Plenty of games satirize their own mechanics as a way of commenting on themselves, too -- rather than fight the goofy old structure of plowing through henchmen to reach a boss, No More Heroes embraces it, making enemy constructs gleefully sprout blood and coins as the player strives to reach ever more implausible (and oddly-touching) villains.

And there are more delicate ways of being reflective and aware about the nature and structure of games: Shadow of the Colossus gives the player a horse, a princess and a sequence of monsters -- in a surreal and meditative essay on our tendency to fulfill unexamined objectives and to make too many assumptions about who the "monsters" really are.

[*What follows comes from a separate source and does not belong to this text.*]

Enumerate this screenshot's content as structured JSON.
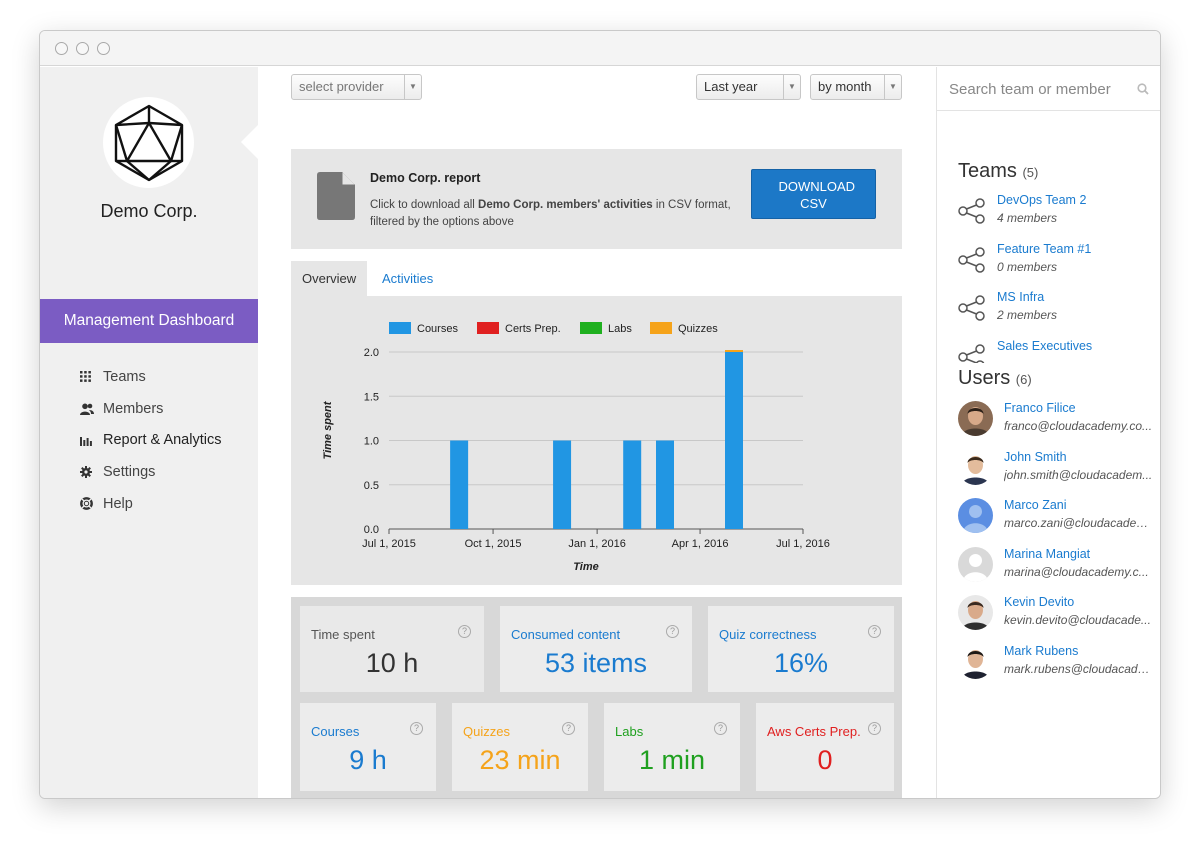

When it's optional. Violence in games feels meaningful when it's not your only choice. Part of the appeal of stealth games is the friction created when combat actually feels dangerous, a threat best avoided. In those situations, when you find yourself physically confronting an enemy it feels frightening, anxious, regrettable, like a failure. Games that offer players a variety of choices about how to deal with threats -- and then balance the gameplay accordingly -- ensure that conflict is never thoughtless.

leigh 3.jpgThat the player feels more thoughtful and engaged about decisions they make in the game world is a benefit regardless. Outside the stealth genre, games like Fable, Dark Souls and countless others have offered worlds where player behavior affects the world's behavior, showing that all actions have a role in some kind of ecosystem.

When it makes you feel powerful. I have a secret guilt: Despite my devotion to the study and criticism of games as complex, expressive creatures, my interest in championing new mechanics and new ideas, I occasionally like to shoot guys in the face as much as anyone else. I know I'm not alone, either -- those of us who roll our eyes at mass consumerism in public will eventually be found cheering a cornball vehicle scene or a gory splatter in private.

It's not a convenient admission when we're trying to distance games from real-world psychological issues and violent acts, but a lot of people like luxuriantly-violent games because they allow us to examine our worst impulses in some excitingly-amoral vacuum. It's not that most of us have secret fantasies about killing others; it's more like why we like to pop bubble wrap. It scratches an itch that's satisfied by some kind of tactile extreme.

Double-talk or denial won't help us at the discussion table when it comes to the fact that sometimes violent games inexplicably feel good. But we might be able to better defend media that gives us actually-interesting, inventive or meaningful power fantasies. Failing that, it's best to consider context for this pleasure: My favorite combat games are generally abstract and absurd Japanese melee titles, impossible acrobatic bacchanals of guns and fancy shoes and muddled demonic imagery. They're unreal, so I take delight in them.

I'm satisfied, even pleased by aggression when it feels narratively consistent, when it's paced well. It's just that "because he's coming at me" isn't a reason to pull the trigger for 40 hours straight. Having better reasons will create more intelligent, engaging games -- and the added side effect of having valuable answers to all the questions people who don't understand games want to ask about violence.